Monday, November 12, 2012

Japan nears fifth recession in 15 years

Harakiri in slow motion

By Ben McLannahan in Tokyo
The Japanese economy has shrunk at its fastest pace since the earthquake-hit first quarter of 2011, piling pressure on the government to try to avert recession.
Yoshihiko Noda, prime minister, described the 3.5 per cent annualised decline in the July-September period as “severe”. Seiji Maehara, economy minister, said Japan had possibly entered a “recessionary phase”.
Many of Japan’s economic indicators have deteriorated since September, leading economists to predict that the nation has entered its fifth technical recession – two consecutive quarters of contraction – of the past 15 years.
“The question is how long and deep this downturn will be and how policy makers will react,” said Masamichi Adachi, an economist at JPMorgan.
The economy posted relatively strong growth in the first half of the year, as output was boosted by reconstruction in areas of northeastern Japan devastated by the March 2011 earthquake and tsunami.
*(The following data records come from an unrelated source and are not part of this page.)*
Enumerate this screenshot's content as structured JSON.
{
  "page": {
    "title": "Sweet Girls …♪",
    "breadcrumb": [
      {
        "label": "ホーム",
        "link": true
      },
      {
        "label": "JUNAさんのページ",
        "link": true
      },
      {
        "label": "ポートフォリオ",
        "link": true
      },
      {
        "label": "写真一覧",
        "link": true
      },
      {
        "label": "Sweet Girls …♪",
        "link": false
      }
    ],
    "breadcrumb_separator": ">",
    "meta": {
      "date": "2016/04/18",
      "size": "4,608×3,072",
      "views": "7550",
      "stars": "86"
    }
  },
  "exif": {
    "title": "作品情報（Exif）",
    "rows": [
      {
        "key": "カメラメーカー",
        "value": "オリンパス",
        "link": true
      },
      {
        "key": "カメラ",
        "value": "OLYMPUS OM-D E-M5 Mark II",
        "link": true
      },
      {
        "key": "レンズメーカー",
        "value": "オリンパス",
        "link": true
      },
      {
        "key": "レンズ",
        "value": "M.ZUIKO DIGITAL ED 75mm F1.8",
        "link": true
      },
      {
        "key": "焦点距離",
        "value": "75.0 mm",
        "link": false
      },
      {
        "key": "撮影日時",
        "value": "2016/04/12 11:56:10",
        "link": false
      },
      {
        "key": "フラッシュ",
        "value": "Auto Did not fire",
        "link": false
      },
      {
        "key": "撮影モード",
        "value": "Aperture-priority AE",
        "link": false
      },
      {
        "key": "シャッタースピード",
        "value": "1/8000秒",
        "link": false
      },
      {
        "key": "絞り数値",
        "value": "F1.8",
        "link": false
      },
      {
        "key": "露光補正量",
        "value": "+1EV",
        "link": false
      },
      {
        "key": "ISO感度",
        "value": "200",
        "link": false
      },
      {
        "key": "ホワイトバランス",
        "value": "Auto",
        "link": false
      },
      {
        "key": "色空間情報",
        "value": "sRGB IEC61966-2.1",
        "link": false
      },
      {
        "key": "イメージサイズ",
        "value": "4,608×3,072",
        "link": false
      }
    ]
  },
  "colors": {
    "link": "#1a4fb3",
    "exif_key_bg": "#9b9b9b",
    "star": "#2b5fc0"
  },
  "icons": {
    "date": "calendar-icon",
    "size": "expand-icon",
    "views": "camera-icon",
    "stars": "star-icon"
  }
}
But it took a turn for the worse in the third quarter, as demand ebbed in China while Europe remained sluggish.
In July-September, Japanese exports fell 5 per cent, while household consumption and business investment also slipped. Excluding early 2011, the data released on Monday marked Japan’s biggest quarterly contraction since the fourth quarter of 2008 during the Lehman crisis.

Japan’s post-Lehman growth has been among the world’s most patchy. The economy was one of the best-performing among developed nations in 2010, as it snapped back from a 5.5 per cent fall in real GDP in 2009 to record growth almost double the G10 average of 2.6 per cent. Last year, though, output was knocked by 0.8 per cent as the nation struggled to overcome the various effects of the earthquake and tsunami and severe flooding of production facilities in Thailand.
The economy is expected to suffer again in the fourth quarter of this year, as the country remains locked in a territorial dispute with China, its largest trading partner over contested islands in the East China Sea. The spat over the Senkaku islands – which China calls the Diaoyu – has sparked unofficial boycotts of Japanese goods.
Japanese manufacturers from carmaker Nissan to Shiseido, the cosmetics company, have reported steep falls in Chinese sales, following a wave of demonstrations in September against Tokyo’s nationalisation of some of the islands. Japan’s seasonally adjusted trade balance in September, registered a deficit of Y980bn ($12.3bn), the biggest since comparable records began in 1993.
In recent months, the Bank of Japan has come under political pressure to take steps to tackle the economy. It carried out rare back-to-back expansions of its monetary-easing programme in September and October to counter “weakening” domestic demand, caused by slowing exports and industrial production.
Many analysts expect more easing to come. In a speech on Monday, Masaaki Shirakawa, Bank of Japan governor, said the bank should “exert every effort to enhance its easing effects as much as possible”. He added that domestic demand was “unlikely to increase at a pace that will outperform the weakness in exports”.
The Japanese government’s monthly survey of “economy watchers”, which includes barbers, hoteliers, car dealers and others who deal with consumers, has recorded six falls in a row since April. Last month the index stood at a level little better than that of April 2011, in the immediate aftermath of the quake.
The government last month approved a modest stimulus package to boost the economy. But it has struggled to carry out more aggressive measures because of a stalemate with opposition parties over passage of a bill that would allow it to issue bonds to finance its huge deficit. That stand-off has raised concerns that Japan might face a fiscal cliff if it is forced to cancel scheduled bond auctions.